As the eclipse will occur at the time of return home, when children are piling up on buses – therefore without much supervision – the authorities did not want to take any risk.
We’re closing the shop!
And I think that, unfortunately, the school authorities succumbed to fear in adopting such a radical solution.
However, there is a way to manage risks and make this unique celestial phenomenon a great learning opportunity for schoolchildren. By wanting to protect children at all costs, we are not always doing them a favor!
I remember my first solar eclipse very well. I must have been 9 or 10 years old, I was so excited. “A solar eclipse, like in Tintin’s Temple of the Sun,” I told my mother. I quickly became disillusioned when I saw the reports on TV. The phenomenon carried certain dangers.
If we viewed the eclipse from the front, the light burned the retina of the eye, causing lesions or even irreparable damage to our eyesight. The Sun might make you blind! Of course, blindness was sometimes only temporary. The problem is that you won’t know if the blindness is temporary…
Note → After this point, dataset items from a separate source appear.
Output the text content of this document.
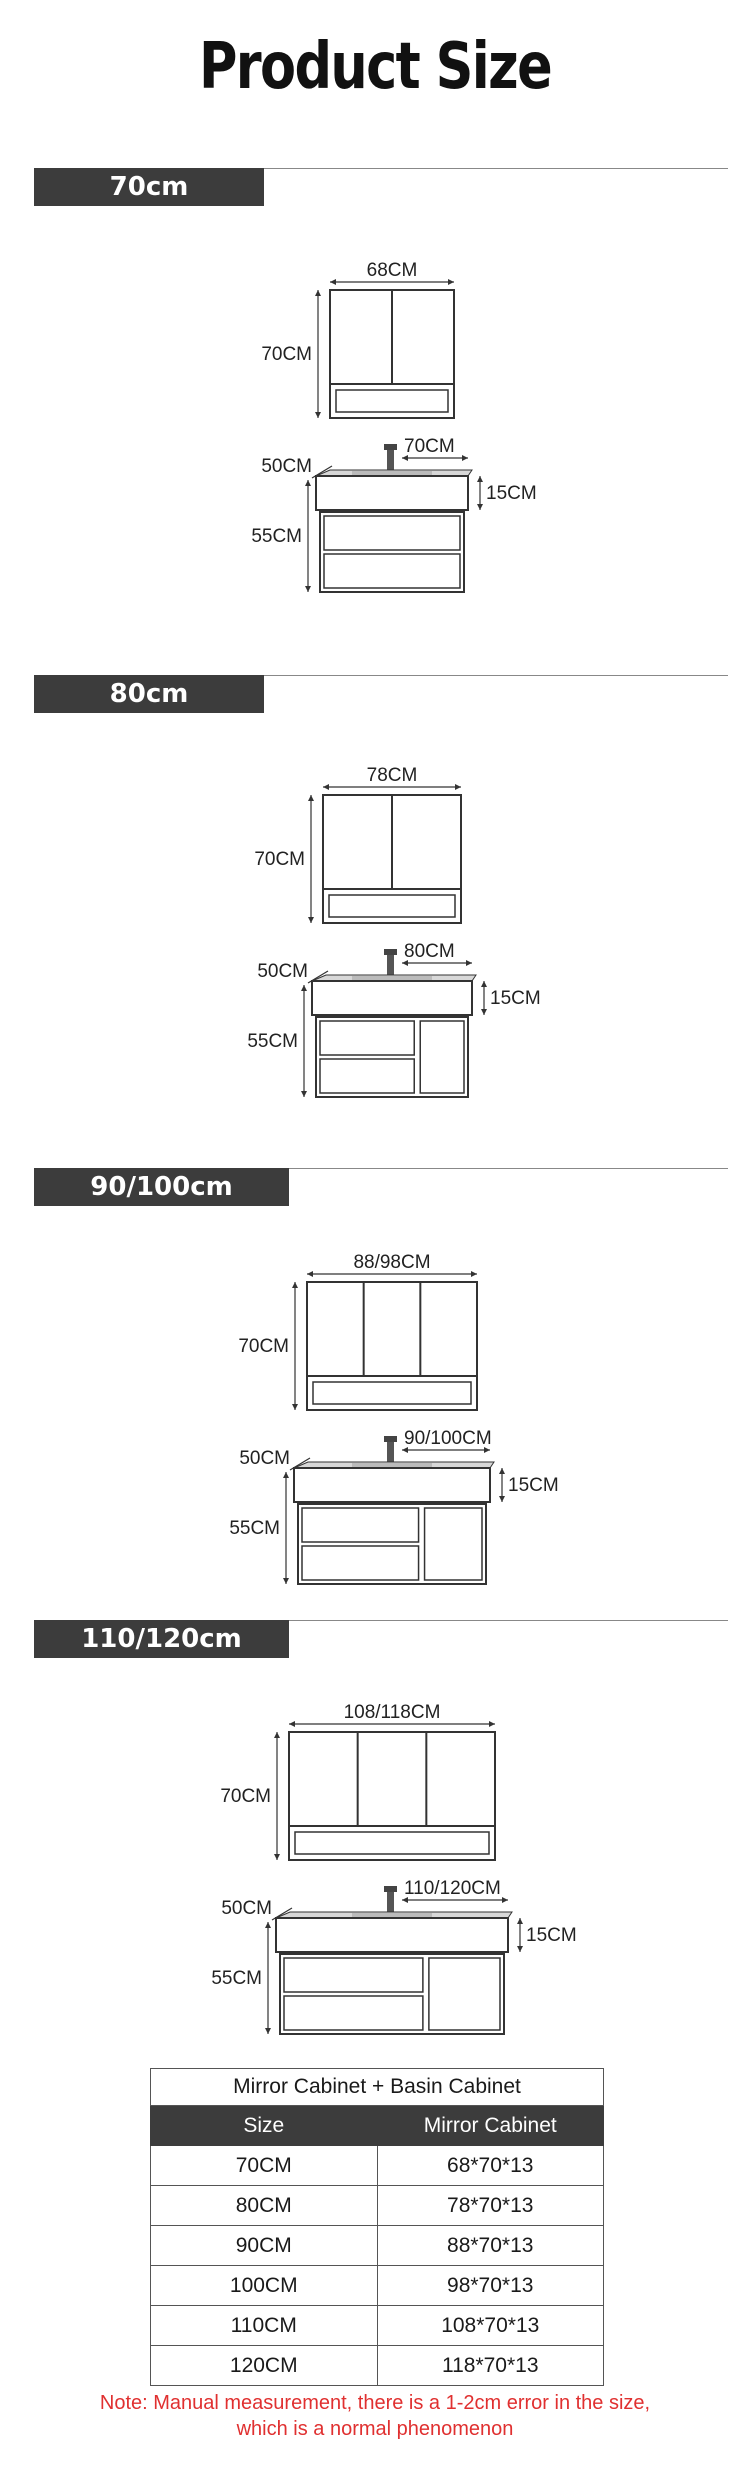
Product Size
70cm
68CM
70CM
70CM
50CM
15CM
55CM
80cm
78CM
70CM
80CM
50CM
15CM
55CM
90/100cm
88/98CM
70CM
90/100CM
50CM
15CM
55CM
110/120cm
108/118CM
70CM
110/120CM
50CM
15CM
55CM
Mirror Cabinet + Basin Cabinet	
Size	Mirror Cabinet
70CM	68*70*13
80CM	78*70*13
90CM	88*70*13
100CM	98*70*13
110CM	108*70*13
120CM	118*70*13
Note: Manual measurement, there is a 1-2cm error in the size,
which is a normal phenomenon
In my childhood mind, the eclipse had suddenly become a concrete threat. I compared her to the Medusa of Greek mythology capable of petrifying any mortal who has the impudence to meet her gaze. The eclipse was a Medusa to whom it was better to bow.
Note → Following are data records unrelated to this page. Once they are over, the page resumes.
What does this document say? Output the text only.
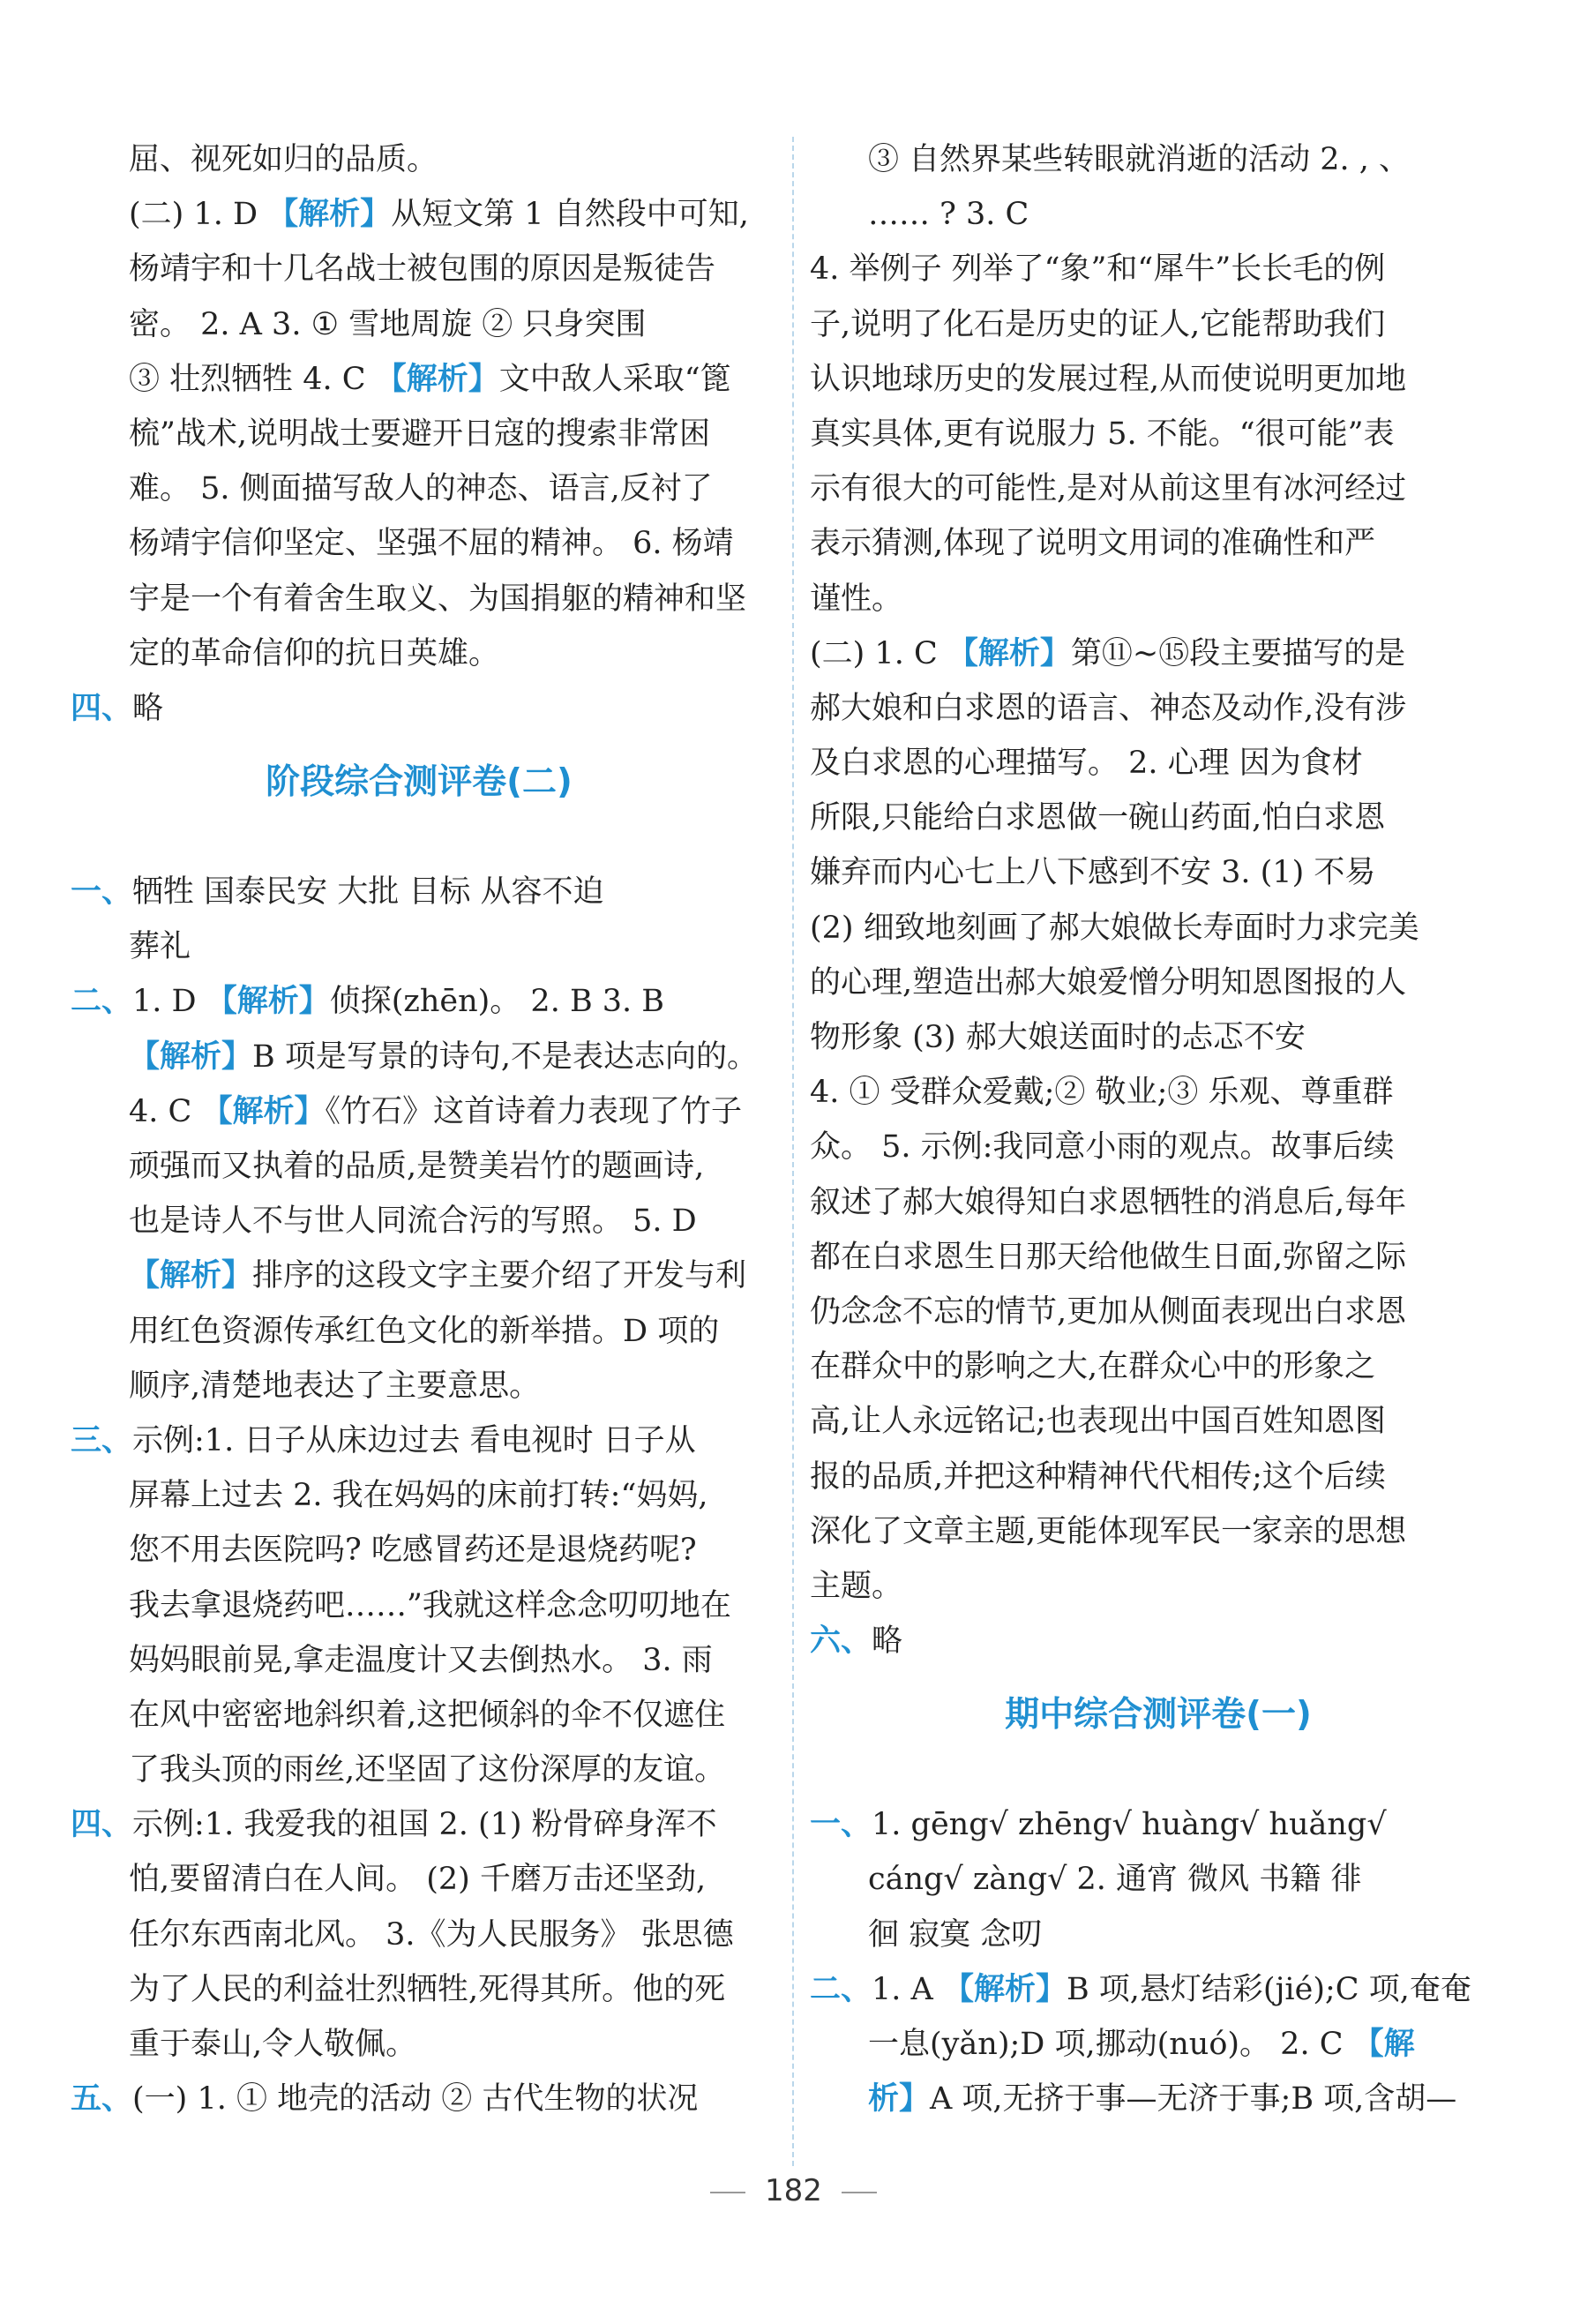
屈、视死如归的品质。
(二) 1. D 【解析】从短文第 1 自然段中可知,
杨靖宇和十几名战士被包围的原因是叛徒告
密。 2. A 3. ① 雪地周旋 ② 只身突围
③ 壮烈牺牲 4. C 【解析】文中敌人采取“篦
梳”战术,说明战士要避开日寇的搜索非常困
难。 5. 侧面描写敌人的神态、语言,反衬了
杨靖宇信仰坚定、坚强不屈的精神。 6. 杨靖
宇是一个有着舍生取义、为国捐躯的精神和坚
定的革命信仰的抗日英雄。
四、略
阶段综合测评卷(二)
一、牺牲 国泰民安 大批 目标 从容不迫
葬礼
二、1. D 【解析】侦探(zhēn)。 2. B 3. B
【解析】B 项是写景的诗句,不是表达志向的。
4. C 【解析】《竹石》这首诗着力表现了竹子
顽强而又执着的品质,是赞美岩竹的题画诗,
也是诗人不与世人同流合污的写照。 5. D
【解析】排序的这段文字主要介绍了开发与利
用红色资源传承红色文化的新举措。D 项的
顺序,清楚地表达了主要意思。
三、示例:1. 日子从床边过去 看电视时 日子从
屏幕上过去 2. 我在妈妈的床前打转:“妈妈,
您不用去医院吗? 吃感冒药还是退烧药呢?
我去拿退烧药吧……”我就这样念念叨叨地在
妈妈眼前晃,拿走温度计又去倒热水。 3. 雨
在风中密密地斜织着,这把倾斜的伞不仅遮住
了我头顶的雨丝,还坚固了这份深厚的友谊。
四、示例:1. 我爱我的祖国 2. (1) 粉骨碎身浑不
怕,要留清白在人间。 (2) 千磨万击还坚劲,
任尔东西南北风。 3.《为人民服务》 张思德
为了人民的利益壮烈牺牲,死得其所。他的死
重于泰山,令人敬佩。
五、(一) 1. ① 地壳的活动 ② 古代生物的状况
③ 自然界某些转眼就消逝的活动 2. , 、
…… ? 3. C
4. 举例子 列举了“象”和“犀牛”长长毛的例
子,说明了化石是历史的证人,它能帮助我们
认识地球历史的发展过程,从而使说明更加地
真实具体,更有说服力 5. 不能。“很可能”表
示有很大的可能性,是对从前这里有冰河经过
表示猜测,体现了说明文用词的准确性和严
谨性。
(二) 1. C 【解析】第⑪~⑮段主要描写的是
郝大娘和白求恩的语言、神态及动作,没有涉
及白求恩的心理描写。 2. 心理 因为食材
所限,只能给白求恩做一碗山药面,怕白求恩
嫌弃而内心七上八下感到不安 3. (1) 不易
(2) 细致地刻画了郝大娘做长寿面时力求完美
的心理,塑造出郝大娘爱憎分明知恩图报的人
物形象 (3) 郝大娘送面时的忐忑不安
4. ① 受群众爱戴;② 敬业;③ 乐观、尊重群
众。 5. 示例:我同意小雨的观点。故事后续
叙述了郝大娘得知白求恩牺牲的消息后,每年
都在白求恩生日那天给他做生日面,弥留之际
仍念念不忘的情节,更加从侧面表现出白求恩
在群众中的影响之大,在群众心中的形象之
高,让人永远铭记;也表现出中国百姓知恩图
报的品质,并把这种精神代代相传;这个后续
深化了文章主题,更能体现军民一家亲的思想
主题。
六、略
期中综合测评卷(一)
一、1. gēng√ zhēng√ huàng√ huǎng√
cáng√ zàng√ 2. 通宵 微风 书籍 徘
徊 寂寞 念叨
二、1. A 【解析】B 项,悬灯结彩(jié);C 项,奄奄
一息(yǎn);D 项,挪动(nuó)。 2. C 【解
析】A 项,无挤于事—无济于事;B 项,含胡—
182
I was terrified, but at the same time, I felt like I might handle the risk. After all, the general instructions were simple: unless you were equipped with protective glasses, you had to avoid looking at the sun in the face at all costs.
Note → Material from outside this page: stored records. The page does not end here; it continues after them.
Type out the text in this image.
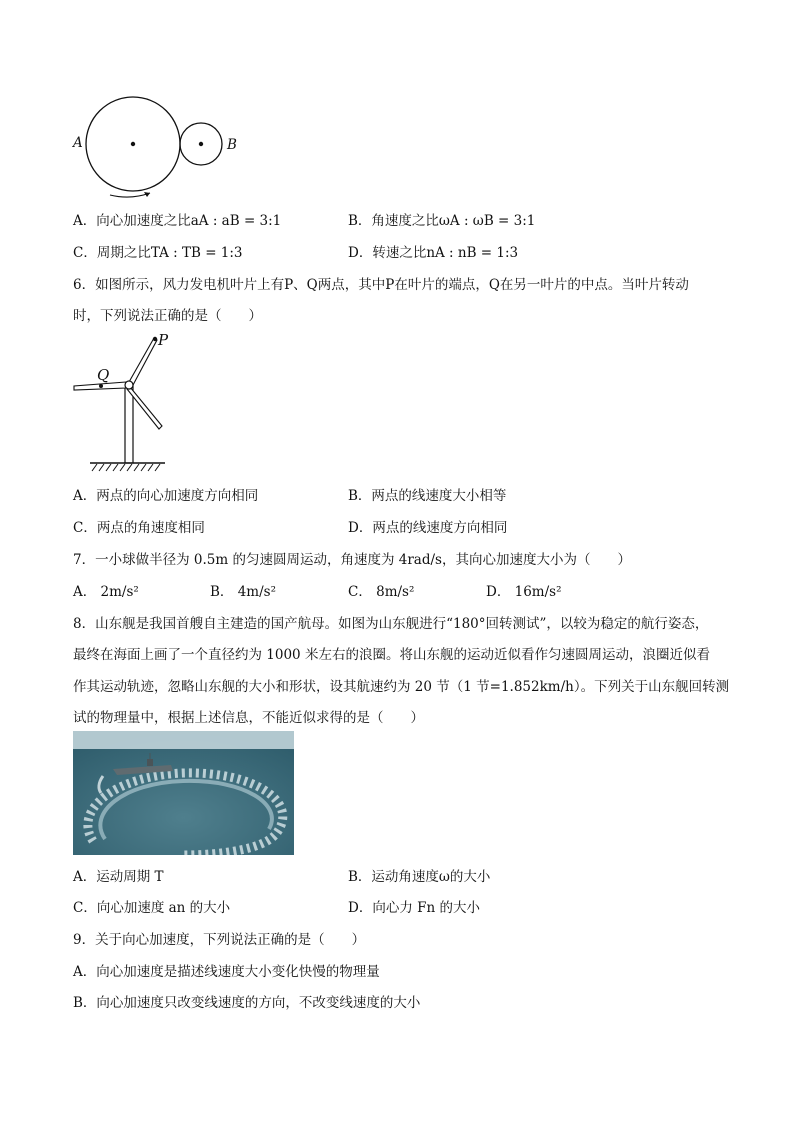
A	B
A．向心加速度之比aA : aB = 3:1	B．角速度之比ωA : ωB = 3:1
C．周期之比TA : TB = 1:3	D．转速之比nA : nB = 1:3
6．如图所示，风力发电机叶片上有P、Q两点，其中P在叶片的端点，Q在另一叶片的中点。当叶片转动
时，下列说法正确的是（　　）
P
Q
A．两点的向心加速度方向相同	B．两点的线速度大小相等
C．两点的角速度相同	D．两点的线速度方向相同
7．一小球做半径为 0.5m 的匀速圆周运动，角速度为 4rad/s，其向心加速度大小为（　　）
A． 2m/s²	B． 4m/s²	C． 8m/s²	D． 16m/s²
8．山东舰是我国首艘自主建造的国产航母。如图为山东舰进行“180°回转测试”，以较为稳定的航行姿态，
最终在海面上画了一个直径约为 1000 米左右的浪圈。将山东舰的运动近似看作匀速圆周运动，浪圈近似看
作其运动轨迹，忽略山东舰的大小和形状，设其航速约为 20 节（1 节=1.852km/h）。下列关于山东舰回转测
试的物理量中，根据上述信息，不能近似求得的是（　　）
A．运动周期 T	B．运动角速度ω的大小
C．向心加速度 an 的大小	D．向心力 Fn 的大小
9．关于向心加速度，下列说法正确的是（　　）
A．向心加速度是描述线速度大小变化快慢的物理量
B．向心加速度只改变线速度的方向，不改变线速度的大小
Nothing rocket science compared to the health instructions of the last pandemic with its red, orange, green zones, its curfews, its thousand more or less contradictory rules…
So much so that when the sky darkened in the middle of the followingnoon, that famous day of the eclipse, I did the only thing to do: I lowered my gaze to avoid meeting that of a jellyfish.
A child was capable of understanding this back then. Why would our children today be incapable of it?
Yet this is the message we are sending them by confining them in their thousands to their homes on April 8.
I understand that the issue is delicate for very young children. Despite clear instructions, their natural curiosity may take over at a time when there is very little supervision.
But otherwise, close all schools? Including secondary schools? Even Public Health, although so puritanical at times, did not ask for so much.
The Canadian Pediatric Society rightly warned us, at the end of January, once morest the danger of overprotecting our children. His opinion related to “risky gambling”, but I think we can extrapolate it to other situations in everyday life.
The general idea of the study was that children have been playing less freely outdoors in recent years because safety measures now aim to prevent all play-related injuries, rather than just serious injuries.
It’s as if our society can no longer tolerate the slightest risk. However, it is important to expose the child to situations that frighten him. This allows him to experience uncertainty, to test his limits… He gains benefits such as better self-esteem, greater concentration, less anxiety…
Of course this decision to close schools comes from a good feeling. It’s because we love them, our little ones. It’s a roundregarding way of telling them that we care regarding them. But it’s like when we see our youngest venture into the spider, at the local park. As soon as he pretends to climb a little too high, we hurry to contain his enthusiasm: not too high, not too fast, be careful! As a parent, I plead guilty, I did it.
But we don’t always realize that the child who receives these repeated little warnings can end up understanding: you, the adult, don’t trust me. You think I can’t handle risk. Afterwards, we are surprised to see them so anxious and lacking in autonomy.
Of course, the difficulty is always determining how much of the risk can be left to children to manage. In the case of the solar eclipse, it seems to me that the oldest are largely capable of it. Let’s trust them. If I were a science teacher, I would take the opportunity to buy protective glasses for the whole class and I would pay for an observation session outside.
The last time a total solar eclipse was observed in the region was in 1972. Such an occasion comes once or twice a century. Let’s make the most of it instead of letting ourselves be paralyzed by fear.